Bio auf dem Vormarsch

Bio scheint in aller Munde zu sein. Doch welche Rolle spielt die ökologische Lebensmittelwirtschaft tatsächlich? Laut dem Bund Ökologische Lebensmittelwirtschaft e.V. (BÖLW) gab es in Deutschland Stand 2020 insgesamt 35.413 Bio-Höfe, die zusammen eine Ackerfläche von 1.698.764 Hektar ökologisch bewirtschaften. 2020 lag der Bio-Umsatz in Deutschland knapp 22 Prozent über dem des Vorjahres – Tendenz steigend.
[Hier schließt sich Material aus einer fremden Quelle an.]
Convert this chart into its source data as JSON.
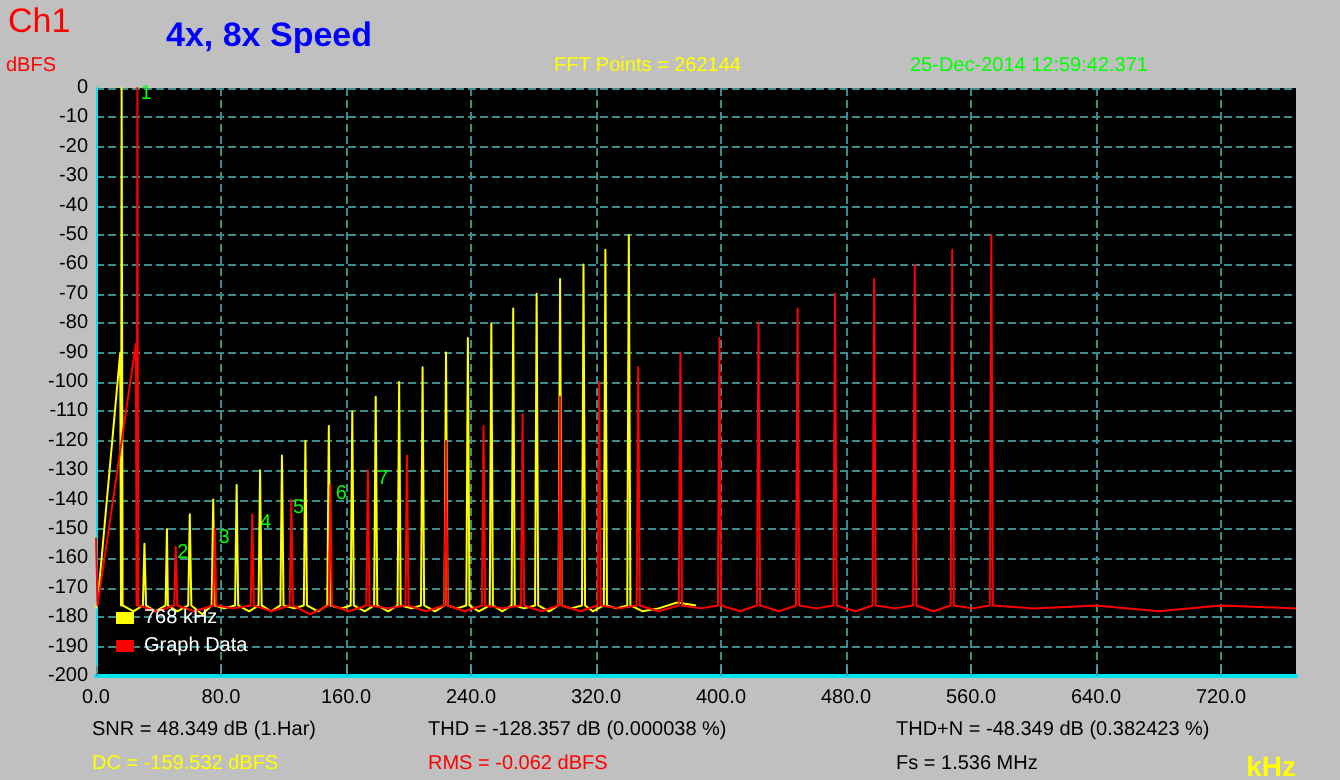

Allerdings machten Bio-Produkte 2019 lediglich 6,4 Prozent des gesamten Lebensmittelumsatzes in Deutschland aus. Den höchsten Bio-Anteil in Europa gab es in Luxemburg mit 18 Prozent Umsatzanteil, gefolgt von Frankreich mit 13 Prozent. Dabei kaufen die Kunden ihre Bio-Ware am liebsten im Lebensmitteleinzelhandel, gefolgt von Naturkostfachgeschäften, Wochenmärkten, Hofläden und Co.